À la fin juillet, la transparence financière en France va subir un coup dur suite à la fermeture de son registre public des propriétaires réels d’entreprises (RBE). Cette décision a été corroborée par la direction générale du trésor (DGT), une branche du ministère des finances.
Inauguré en avril 2021, le RBE permettait à quiconque d’accéder aux informations sur les propriétaires des sociétés françaises grâce à Data.inpi.fr ou par le biais d’autres plateformes spécialisées dans la divulgation de données légales, comme Pappers, Doctrine et Societe.ninja. Longuement sollicité par différentes organisations civiles, le RBE représentait un progrès important dans le domaine de la transparence financière et la lutte contre la fraude et le blanchiment d’argent. L’absence d’informations sur les propriétaires réels rend en effet possible pour les criminels et individus sanctionnés de se cacher, de manière tout à fait légale, derrière des hommes de paille ou des entreprises écran qui agissent en tant que dirigeants ou actionnaires.
Certaines personnes qui sont bénéficiaires d’entreprises regrettaient que le registre public empiète grandement sur leur vie privée, en divulguant leur date de naissance et un aperçu de leurs possessions. Cependant, au cours des trois dernières années, l’utilisation de ce registre est devenue une habitude pour de nombreux professionnels du monde économique. Selon Pierre Fruchard, le fondateur de Pappers, « le bénéficiaire est une information essentielle pour identifier qui se cache derrière une entreprise, une information très utile et souvent recherchée par nos utilisateurs ». Hugo Ruggieri, le directeur juridique et des affaires publiques chez Doctrine, ajoute : « Dans un monde de plus en plus complexe, il est crucial de savoir avec qui on fait affaire. Par exemple, si un boulanger veut s’assurer que son blé ne provient pas de sources russes, cette vérification deviendra malheureusement très difficile. »
L’utilisation du registre du bénéficiaire économique (RBE) par les médias pour enquêter sur la corruption et la criminalité financière était également très courante.
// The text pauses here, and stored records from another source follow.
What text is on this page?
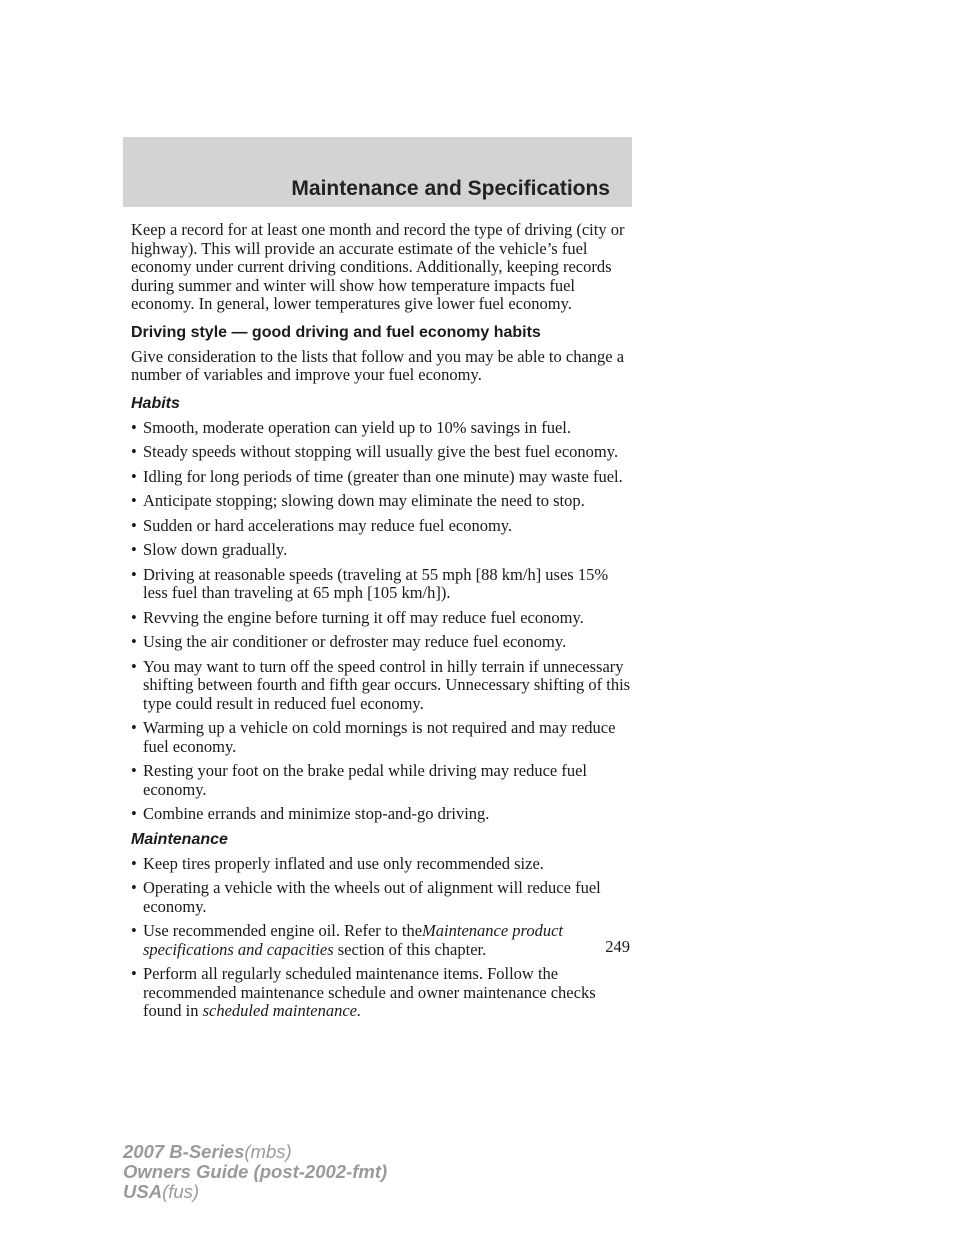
Maintenance and Specifications

Keep a record for at least one month and record the type of driving (city or highway). This will provide an accurate estimate of the vehicle’s fuel economy under current driving conditions. Additionally, keeping records during summer and winter will show how temperature impacts fuel economy. In general, lower temperatures give lower fuel economy.

Driving style — good driving and fuel economy habits

Give consideration to the lists that follow and you may be able to change a number of variables and improve your fuel economy.

Habits
• Smooth, moderate operation can yield up to 10% savings in fuel.
• Steady speeds without stopping will usually give the best fuel economy.
• Idling for long periods of time (greater than one minute) may waste fuel.
• Anticipate stopping; slowing down may eliminate the need to stop.
• Sudden or hard accelerations may reduce fuel economy.
• Slow down gradually.
• Driving at reasonable speeds (traveling at 55 mph [88 km/h] uses 15% less fuel than traveling at 65 mph [105 km/h]).
• Revving the engine before turning it off may reduce fuel economy.
• Using the air conditioner or defroster may reduce fuel economy.
• You may want to turn off the speed control in hilly terrain if unnecessary shifting between fourth and fifth gear occurs. Unnecessary shifting of this type could result in reduced fuel economy.
• Warming up a vehicle on cold mornings is not required and may reduce fuel economy.
• Resting your foot on the brake pedal while driving may reduce fuel economy.
• Combine errands and minimize stop-and-go driving.
Maintenance
• Keep tires properly inflated and use only recommended size.
• Operating a vehicle with the wheels out of alignment will reduce fuel economy.
• Use recommended engine oil. Refer to theMaintenance product specifications and capacities section of this chapter.
• Perform all regularly scheduled maintenance items. Follow the recommended maintenance schedule and owner maintenance checks found in scheduled maintenance.
249
2007 B-Series(mbs)
Owners Guide (post-2002-fmt)
USA(fus)
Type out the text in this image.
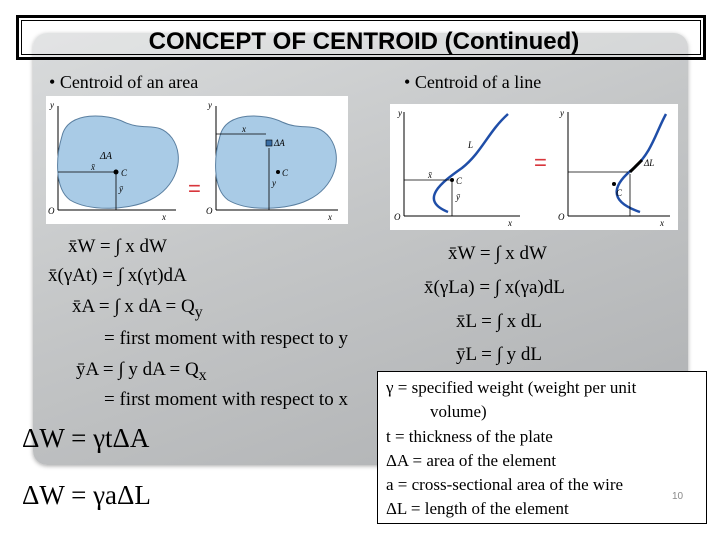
CONCEPT OF CENTROID (Continued)
• Centroid of an area	• Centroid of a line
ΔA
C
x̄
ȳ
y
x
O
=
ΔA
C
x
y
y
x
O
L
C
x̄
ȳ
y
x
O
=	ΔL
C
y
x
O
x̄W = ∫ x dW
x̄(γAt) = ∫ x(γt)dA
x̄A = ∫ x dA = $Q_y$
= first moment with respect to y
ȳA = ∫ y dA = $Q_x$
= first moment with respect to x
ΔW = γtΔA
ΔW = γaΔL
x̄W = ∫ x dW
x̄(γLa) = ∫ x(γa)dL
x̄L = ∫ x dL
ȳL = ∫ y dL
γ = specified weight (weight per unit
volume)
t = thickness of the plate
ΔA = area of the element
a = cross-sectional area of the wire
ΔL = length of the element
10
En juillet 2022, le magazine L’Obs avait utilisé ce registre pour découvir que près de soixante personnes impliquées dans des affaires de corruption ou faisant l’objet de sanctions internationales avaient investi de manière importante dans l’immobilier français. Le même registre a également permis au média d’investigation Disclose de remettre en question les relations d’Agnès Pannier-Runacher, alors ministre de la transition énergétique, avec la société pétrolière Perenco, la poussant ainsi à promulguer un décret se retirant des décisions concernant cette entreprise. Le Monde utilise régulièrement ce registre pour mettre en lumière les conflits d’intérêts des politiques, suivre la trace de mouvements sectaires ésotériques ou de possibles « biens mal acquis ».